Somali pirates make Indian coal consumers pay more

Vishwanath Kulkarni Mamuni Das New Delhi | Updated on March 13, 2011

Somali pirates sit on board Coast Guard Ship Samar. File Photo:Vivek Bendre

Somali pirates are adding to the costs of the South African coal imported by Indian consumers from the Richards Bay Coal Terminal (RBCT).

Freight rates from RBCT to Indian West Coast have shot up by about a fourth in past few weeks as shipping lines take alternative routes by avoiding the traditional route along the East Coast of Africa, which is infested with piracy. This has resulted in increased voyage time by about three days to around 17-18 days.

“The freight rates have gone up by about $4 per tonne in the past couple of weeks from Richards Bay to the Indian West Coast due to the increase in bunker rates,” said Mr James O'Connell, Managing Editor, Platts International Coal, the energy information provider.

Transportation costs for each tonne of coal on Panamax vessels works out to about $20 per tonne from RCBT to the Indian West Coast. Now it costs around $25 per tonne, said Mr Kishore Sippy, Managing Director of Swaraaj Shipping & Logistics Pvt Ltd.

“Vessels are now going all the way near Colombo before heading north to the Indian West Coast. While existing contracts are not affected by the hike, the future quotations could get affected,” Mr Sippy added.

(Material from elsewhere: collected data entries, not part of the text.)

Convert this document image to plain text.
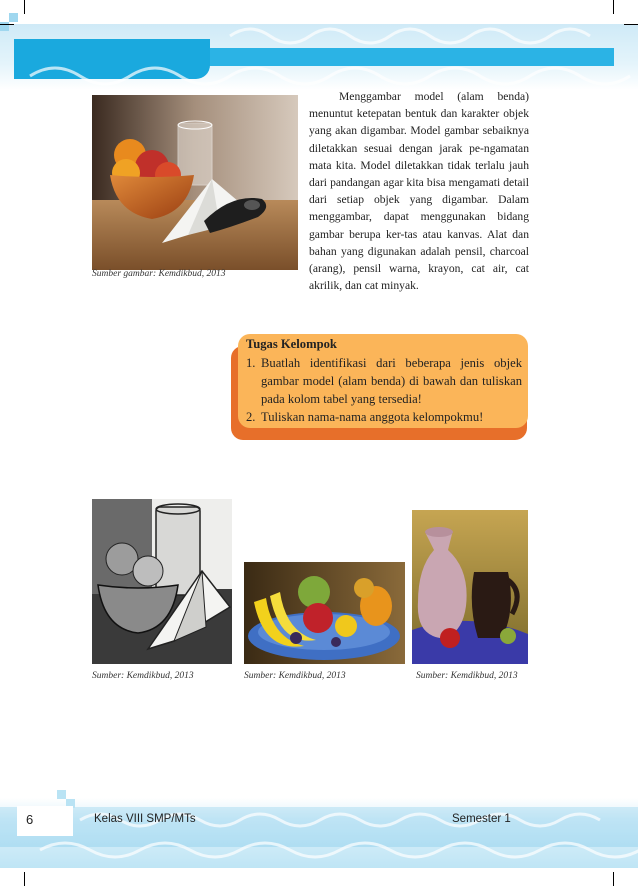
Sumber gambar: Kemdikbud, 2013
Menggambar model (alam benda) menuntut ketepatan bentuk dan karakter objek yang akan digambar. Model gambar sebaiknya diletakkan sesuai dengan jarak pe-ngamatan mata kita. Model diletakkan tidak terlalu jauh dari pandangan agar kita bisa mengamati detail dari setiap objek yang digambar. Dalam menggambar, dapat menggunakan bidang gambar berupa ker-tas atau kanvas. Alat dan bahan yang digunakan adalah pensil, charcoal (arang), pensil warna, krayon, cat air, cat akrilik, dan cat minyak.
Tugas Kelompok
1. Buatlah identifikasi dari beberapa jenis objek gambar model (alam benda) di bawah dan tuliskan pada kolom tabel yang tersedia!
2. Tuliskan nama-nama anggota kelompokmu!
Sumber: Kemdikbud, 2013	Sumber: Kemdikbud, 2013	Sumber: Kemdikbud, 2013
6	Kelas VIII SMP/MTs	Semester 1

India has emerged as the largest buyer of South African coal, displacing Europe, and accounted for a third of 63 tonnes that RBCT exported.

Indian National Shipowners' Association (INSA) CEO, Mr Anil Devli, said “Freight charges have gone up recently due to diversion by ships importing coal from Africa. But, to India, about 20 per cent of coal imports come from Africa – that too primarily from South Africa, from where the diversion required is not very high.”

Use of longer routes leads to higher bunker (fuel used in ships) consumption.

“Looking at the bunker consumption, a coal laden Supramax doing round trip from Richards Bay to Mundra, for instance, will have to spend about three days extra at sea to avoid the piracy affected route translating into an additional daily bunker cost of approximately $2,500 per day,” Ms Shalini Shekhawat, Analyst, Dry Bulk Shipping, Drewry Maritime Services, said.

However, on a long-term basis, there has been a decline in charges.

“The rates for round trip from EC India to Richards Bay, and back to India, (for the standard 55,000 dwt Supramax bulker typically used on the route) has only been falling since the early 2010 till this point. For instance, from $17,500 per day in mid-2010, the daily trip rate on the route has fallen to $14,000 per day in the latest reported data,” said Ms Shekhawat.

Explaining the fall in rates, Ms Shekhawat said, “Even as Somali piracy meant vessels having to spend more days to ship the cargo, the overall decrease in dry bulk freight rates (due to excess supply of ships) led to the decline. Moreover, since in trip chartering, the bunker costs have to be covered by the charterers, the fall in trip rates also reflects the charterers attempt to shift part of increase in the bunker costs because of longer hauls onto the ship owners by bargaining for lower trip rates.”